An administrative law judge’s recommendation that Xcel Energy-Colorado be allowed to recover approximately $509 million from customers for costs from a 2021 winter storm led Gov. Jared Polis to denounce letting utilities “balance their financial loss on the backs of consumers.”
The Colorado Public Utilities Commission will decide whether Xcel Energy, the state’s largest electric utility, can pass on some of the costs through temporary monthly charges on customers’ bills. The company has proposed stretching out the payments over 24 months for electricity and 30 months for natural gas.
Utilities across Colorado and the region got hit with exorbitant natural gas prices in mid February 2021 when temperatures from Texas to Colorado and into the Midwest plunged below zero for several days. Gas prices shot up from $2 to $3 per thermal unit to $150 to $190 per thermal unit, according to the decision by Administrative Law Judge Melody Mirbaba.
Mirbaba said in the decision, issued Wednesday, that Xcel Energy has attempted to lessen the impact on ratepayers and took prudent steps during the storm “even though the costs were extraordinary.”
However, Polis said he is disappointed that Colorado consumers will see their bills increase. He said in a statement Friday that extra costs could have been avoided by better early warnings of the coming storm and systems for people to voluntarily reduce their energy use.
“This ruling acknowledges that Xcel did not properly prepare or warn Coloradans ahead of the storm, yet consumers are now literally forced to pay the price,” Polis said.
If the PUC accepts the judge’s recommendation, residential electric customers will see a monthly increase of $1.43 for 24 months and residential natural gas customers will see an increase of $5.67 per month for 30 months, Xcel Energy spokeswoman Michelle Aguayo said in an email.

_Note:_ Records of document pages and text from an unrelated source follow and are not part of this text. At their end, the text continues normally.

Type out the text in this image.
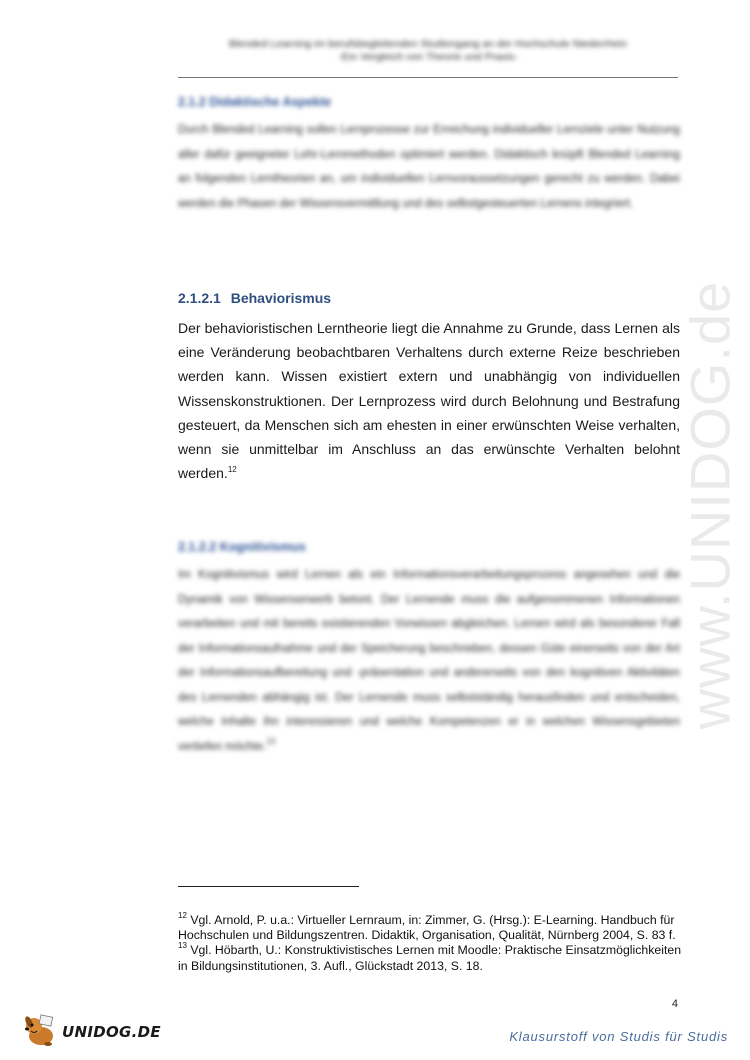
www.UNIDOG.de
Blended Learning im berufsbegleitenden Studiengang an der Hochschule Niederrhein
-Ein Vergleich von Theorie und Praxis-
2.1.2 Didaktische Aspekte
Durch Blended Learning sollen Lernprozesse zur Erreichung individueller Lernziele unter Nutzung aller dafür geeigneter Lehr-Lernmethoden optimiert werden. Didaktisch knüpft Blended Learning an folgenden Lerntheorien an, um individuellen Lernvoraussetzungen gerecht zu werden. Dabei werden die Phasen der Wissensvermittlung und des selbstgesteuerten Lernens integriert.
2.1.2.1 Behaviorismus
Der behavioristischen Lerntheorie liegt die Annahme zu Grunde, dass Lernen als
eine Veränderung beobachtbaren Verhaltens durch externe Reize beschrieben
werden kann. Wissen existiert extern und unabhängig von individuellen
Wissenskonstruktionen. Der Lernprozess wird durch Belohnung und Bestrafung
gesteuert, da Menschen sich am ehesten in einer erwünschten Weise verhalten,
wenn sie unmittelbar im Anschluss an das erwünschte Verhalten belohnt
werden.$^{12}$
2.1.2.2 Kognitivismus
Im Kognitivismus wird Lernen als ein Informationsverarbeitungsprozess angesehen und die Dynamik von Wissenserwerb betont. Der Lernende muss die aufgenommenen Informationen verarbeiten und mit bereits existierenden Vorwissen abgleichen. Lernen wird als besonderer Fall der Informationsaufnahme und der Speicherung beschrieben, dessen Güte einerseits von der Art der Informationsaufbereitung und -präsentation und andererseits von den kognitiven Aktivitäten des Lernenden abhängig ist. Der Lernende muss selbstständig herausfinden und entscheiden, welche Inhalte ihn interessieren und welche Kompetenzen er in welchen Wissensgebieten vertiefen möchte.$^{13}$

$^{12}$ Vgl. Arnold, P. u.a.: Virtueller Lernraum, in: Zimmer, G. (Hrsg.): E-Learning. Handbuch für Hochschulen und Bildungszentren. Didaktik, Organisation, Qualität, Nürnberg 2004, S. 83 f.

$^{13}$ Vgl. Höbarth, U.: Konstruktivistisches Lernen mit Moodle: Praktische Einsatzmöglichkeiten in Bildungsinstitutionen, 3. Aufl., Glückstadt 2013, S. 18.

4
UNIDOG.DE	Klausurstoff von Studis für Studis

“We believe the judge’s recommended decision to approve the proposal that minimizes the impact of the costs of Winter Storm Uri on our customers is reasonable, appropriate and consistent with the law,” Aguayo said.

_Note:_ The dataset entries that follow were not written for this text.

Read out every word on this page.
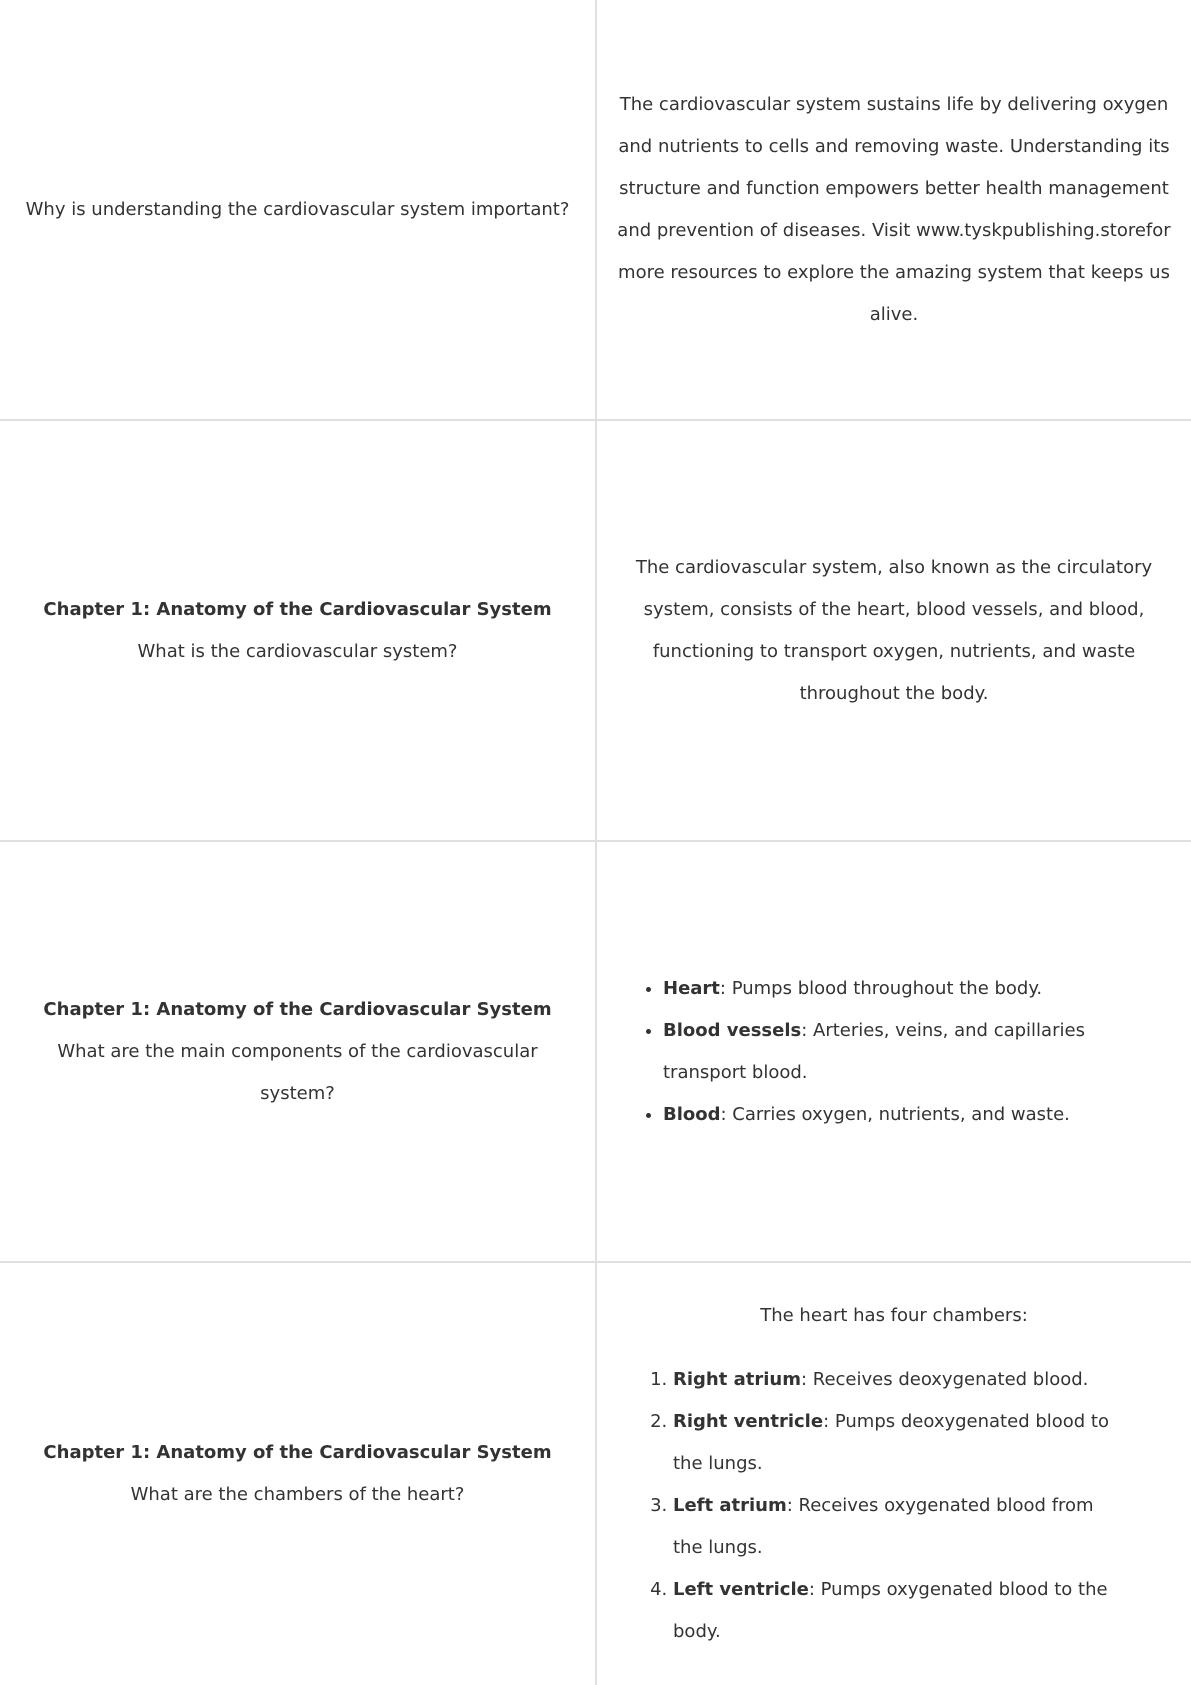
Why is understanding the cardiovascular system important?

The cardiovascular system sustains life by delivering oxygen and nutrients to cells and removing waste. Understanding its structure and function empowers better health management and prevention of diseases. Visit www.tyskpublishing.storefor more resources to explore the amazing system that keeps us alive.

Chapter 1: Anatomy of the Cardiovascular System

What is the cardiovascular system?

The cardiovascular system, also known as the circulatory system, consists of the heart, blood vessels, and blood, functioning to transport oxygen, nutrients, and waste throughout the body.

Chapter 1: Anatomy of the Cardiovascular System

What are the main components of the cardiovascular system?

• Heart: Pumps blood throughout the body.
• Blood vessels: Arteries, veins, and capillaries transport blood.
• Blood: Carries oxygen, nutrients, and waste.

Chapter 1: Anatomy of the Cardiovascular System

What are the chambers of the heart?

The heart has four chambers:

1. Right atrium: Receives deoxygenated blood.
2. Right ventricle: Pumps deoxygenated blood to the lungs.
3. Left atrium: Receives oxygenated blood from the lungs.
4. Left ventricle: Pumps oxygenated blood to the body.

The company worked with a diverse group of stakeholders, including the governor’s office, on the plan to decrease the impacts from the costs of the historic storm, she added.

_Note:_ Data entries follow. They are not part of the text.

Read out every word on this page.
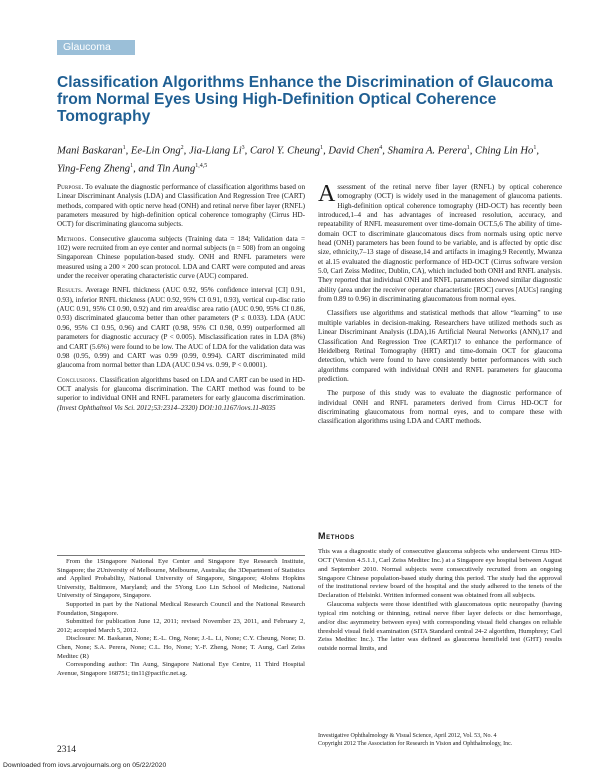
Glaucoma
Classification Algorithms Enhance the Discrimination of Glaucoma from Normal Eyes Using High-Definition Optical Coherence Tomography
Mani Baskaran$^1$, Ee-Lin Ong$^2$, Jia-Liang Li$^3$, Carol Y. Cheung$^1$, David Chen$^4$, Shamira A. Perera$^1$, Ching Lin Ho$^1$, Ying-Feng Zheng$^1$, and Tin Aung$^{1,4,5}$

Purpose. To evaluate the diagnostic performance of classification algorithms based on Linear Discriminant Analysis (LDA) and Classification And Regression Tree (CART) methods, compared with optic nerve head (ONH) and retinal nerve fiber layer (RNFL) parameters measured by high-definition optical coherence tomography (Cirrus HD-OCT) for discriminating glaucoma subjects.

Methods. Consecutive glaucoma subjects (Training data = 184; Validation data = 102) were recruited from an eye center and normal subjects (n = 508) from an ongoing Singaporean Chinese population-based study. ONH and RNFL parameters were measured using a 200 × 200 scan protocol. LDA and CART were computed and areas under the receiver operating characteristic curve (AUC) compared.

Results. Average RNFL thickness (AUC 0.92, 95% confidence interval [CI] 0.91, 0.93), inferior RNFL thickness (AUC 0.92, 95% CI 0.91, 0.93), vertical cup-disc ratio (AUC 0.91, 95% CI 0.90, 0.92) and rim area/disc area ratio (AUC 0.90, 95% CI 0.86, 0.93) discriminated glaucoma better than other parameters (P ≤ 0.033). LDA (AUC 0.96, 95% CI 0.95, 0.96) and CART (0.98, 95% CI 0.98, 0.99) outperformed all parameters for diagnostic accuracy (P < 0.005). Misclassification rates in LDA (8%) and CART (5.6%) were found to be low. The AUC of LDA for the validation data was 0.98 (0.95, 0.99) and CART was 0.99 (0.99, 0.994). CART discriminated mild glaucoma from normal better than LDA (AUC 0.94 vs. 0.99, P < 0.0001).

Conclusions. Classification algorithms based on LDA and CART can be used in HD-OCT analysis for glaucoma discrimination. The CART method was found to be superior to individual ONH and RNFL parameters for early glaucoma discrimination. (Invest Ophthalmol Vis Sci. 2012;53:2314–2320) DOI:10.1167/iovs.11-8035

From the 1Singapore National Eye Center and Singapore Eye Research Institute, Singapore; the 2University of Melbourne, Melbourne, Australia; the 3Department of Statistics and Applied Probability, National University of Singapore, Singapore; 4Johns Hopkins University, Baltimore, Maryland; and the 5Yong Loo Lin School of Medicine, National University of Singapore, Singapore.

Supported in part by the National Medical Research Council and the National Research Foundation, Singapore.

Submitted for publication June 12, 2011; revised November 23, 2011, and February 2, 2012; accepted March 5, 2012.

Disclosure: M. Baskaran, None; E.-L. Ong, None; J.-L. Li, None; C.Y. Cheung, None; D. Chen, None; S.A. Perera, None; C.L. Ho, None; Y.-F. Zheng, None; T. Aung, Carl Zeiss Meditec (R)

Corresponding author: Tin Aung, Singapore National Eye Centre, 11 Third Hospital Avenue, Singapore 168751; tin11@pacific.net.sg.

Assessment of the retinal nerve fiber layer (RNFL) by optical coherence tomography (OCT) is widely used in the management of glaucoma patients. High-definition optical coherence tomography (HD-OCT) has recently been introduced,1–4 and has advantages of increased resolution, accuracy, and repeatability of RNFL measurement over time-domain OCT.5,6 The ability of time-domain OCT to discriminate glaucomatous discs from normals using optic nerve head (ONH) parameters has been found to be variable, and is affected by optic disc size, ethnicity,7–13 stage of disease,14 and artifacts in imaging.9 Recently, Mwanza et al.15 evaluated the diagnostic performance of HD-OCT (Cirrus software version 5.0, Carl Zeiss Meditec, Dublin, CA), which included both ONH and RNFL analysis. They reported that individual ONH and RNFL parameters showed similar diagnostic ability (area under the receiver operator characteristic [ROC] curves [AUCs] ranging from 0.89 to 0.96) in discriminating glaucomatous from normal eyes.

Classifiers use algorithms and statistical methods that allow “learning” to use multiple variables in decision-making. Researchers have utilized methods such as Linear Discriminant Analysis (LDA),16 Artificial Neural Networks (ANN),17 and Classification And Regression Tree (CART)17 to enhance the performance of Heidelberg Retinal Tomography (HRT) and time-domain OCT for glaucoma detection, which were found to have consistently better performances with such algorithms compared with individual ONH and RNFL parameters for glaucoma prediction.

The purpose of this study was to evaluate the diagnostic performance of individual ONH and RNFL parameters derived from Cirrus HD-OCT for discriminating glaucomatous from normal eyes, and to compare these with classification algorithms using LDA and CART methods.

Methods

This was a diagnostic study of consecutive glaucoma subjects who underwent Cirrus HD-OCT (Version 4.5.1.1, Carl Zeiss Meditec Inc.) at a Singapore eye hospital between August and September 2010. Normal subjects were consecutively recruited from an ongoing Singapore Chinese population-based study during this period. The study had the approval of the institutional review board of the hospital and the study adhered to the tenets of the Declaration of Helsinki. Written informed consent was obtained from all subjects.

Glaucoma subjects were those identified with glaucomatous optic neuropathy (having typical rim notching or thinning, retinal nerve fiber layer defects or disc hemorrhage, and/or disc asymmetry between eyes) with corresponding visual field changes on reliable threshold visual field examination (SITA Standard central 24-2 algorithm, Humphrey; Carl Zeiss Meditec Inc.). The latter was defined as glaucoma hemifield test (GHT) results outside normal limits, and

2314
Investigative Ophthalmology & Visual Science, April 2012, Vol. 53, No. 4
Copyright 2012 The Association for Research in Vision and Ophthalmology, Inc.
Downloaded from iovs.arvojournals.org on 05/22/2020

The Colorado Office of the Utility Consumer Advocate will submit its objections to the judge’s recommendation with the PUC, said Cindy Schonhaut, the director. It’s unclear when the PUC might make a decision.
Schonhaut’s office said the $509 million should be reduced anywhere from $50 million to $150 million because Xcel Energy didn’t take some of the steps it could have to prepare for the ice and snow storm. That includes communicating better with customers so they could cut back on use of electricity and gas.
The brunt of the bad weather was over Presidents’ Day holiday weekend in 2021.
Xcel Energy has agreements with larger, industrial customers that would allow the utility to interrupt service during emergencies to conserve energy. But Schonhaut said some of the entities covered by the agreements couldn’t have their service shut off because it could have threatened public safety.
The judge’s decision noted some of what Schonhaut called imprudent actions by Xcel Energy, but didn’t reduce the amount of money it could recover from customers.
The consumer advocate’s office has been critical of recent rate requests from Xcel Energy. The utility said a $182 million electric rate increase that took effect April 1 will help pay for previously approved projects as well as efforts to prevent wildfires caused by downed power lines.
An agreement between the utility and some of the parties involved in the proceedings calls for Xcel Energy to forego some expenses it could seek to recoup, such as financing costs.